In Tunisia, 6.150.000 tons of vegetables are produced on 2004. Approximately 7% of this production belongs to Cucurbitaceous species (Anonymous, 2004). Melon (Cucumis melo L.) is one of vegetables widely cultivated of this group with approximately 115.857 tons of production (Jebari et al., 2004). However, important economic losses were noted on this crop due to the development of a severe root rot and vine decline disease during the last decades. These problems were caused by some soilborne fungi, in particular Fusarium and Verticillium species (Martyn, 1983; El Mahjoub and Ben Khedher, 1987; Jabnoun-Khiareddine et al., 2006). Symptoms, including leaf yellowing and die back of the crown leaves, cortical rot of the taproot and lateral roots and discolouration of the vascular system in the root and crown, were similar to Fusarium wilt caused by Fusarium oxysporum f. sp. melonis and Fusarium crown and root rot caused by Fusarium solani f. sp. cucurbitae (Champaco et al., 1993).

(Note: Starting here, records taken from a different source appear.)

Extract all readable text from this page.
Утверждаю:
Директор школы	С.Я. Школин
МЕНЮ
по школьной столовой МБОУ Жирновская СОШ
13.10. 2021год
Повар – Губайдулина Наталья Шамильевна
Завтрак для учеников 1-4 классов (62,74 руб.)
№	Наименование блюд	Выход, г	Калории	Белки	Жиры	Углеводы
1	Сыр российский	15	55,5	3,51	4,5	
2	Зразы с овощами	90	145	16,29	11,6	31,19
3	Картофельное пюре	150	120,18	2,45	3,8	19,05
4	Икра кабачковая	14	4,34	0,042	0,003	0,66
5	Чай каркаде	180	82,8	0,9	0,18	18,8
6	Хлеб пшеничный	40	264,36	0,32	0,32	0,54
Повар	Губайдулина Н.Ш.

During 2005 and 2006 growing seasons, melon plants, showing symptoms of root rot, were frequently observed. Isolation from diseased fragments showed presence of F. solani. Thus, the objectives of this research were to identify the forma specialis and to study the incidence of Fusarium solani f. sp. cucurbitae on muskmelon plant growth.
MATERIALS AND METHODS
Twelve isolates of F. solani were obtained during 2005 and 2006,
from tunisian melon-growing areas, by isolation from melon plants showing typical
symptoms of crown and root rot. Surface disinfected diseased fragments were
placed on Potato Dextrose Agar (PDA) containing 300 mg L-1 of streptomycin
sulfate and incubated at 25°C for 4-5 days in the dark (Table
1). Single-spore cultures of all isolates were stored at -20°C.
For plant inoculation, mycelium was taken from the edge colony of each isolate and placed in Erlenmeyer flasks containing 150 mL of Potato Dextrose Broth (PDB) and incubated at 25°C for 5 days in a rotary incubator (120 rpm). The liquid culture was filtered and the conidial suspension was adjusted to 107 conidia mL-1 by a Malassez cystometer.
Seeds of the melon cultivar Ananas dAmérique, the
most cultivated cultivar in Tunisia, were disinfected by immersion for 2 min
in fresh 10% Ethanol. They were then rinsed in sterile water and placed on moistened
cotton wool in Petri dishes in the dark at 27±2°C. The germinated
seeds were planted in an autoclaved peat and incubated in a growth chamber at
26±1°C by day and 20±1°C by night with 14 h photoperiod.
Pathogenicity of the isolates was established by dipping seedlings, at the
expansion of the first-true leaf, for 1 min in the inoculum suspension adjusted
at 107 conidia mL-1 (Jacobson and Gordon, 1988). Five
seedlings were inoculated with every isolate and five seedlings dipped in sterile
distilled water served as controls. The whole were transplanted to plastic pots
(0.7l) filled with an autoclaved mixture of peat and perlite (3:1) and placed
in a growth chamber at 26±1°C by day and 20±1°C by night
with 14 h photoperiod. They were irrigated regularly and fertilized with the
nutrient solution of El Mahjoub (1985) (per liter): 0.225 g of KNO3,
0.3 g of KH2PO4, 0.225 g of NH4Cl, 0.45 g of
MgSO4,7H2O, 0.3 g of (NH4)2SO4,
1.2 g of Ca(NO3)2, 0.045 g of EDTA Na, Fe and other oligo-elements.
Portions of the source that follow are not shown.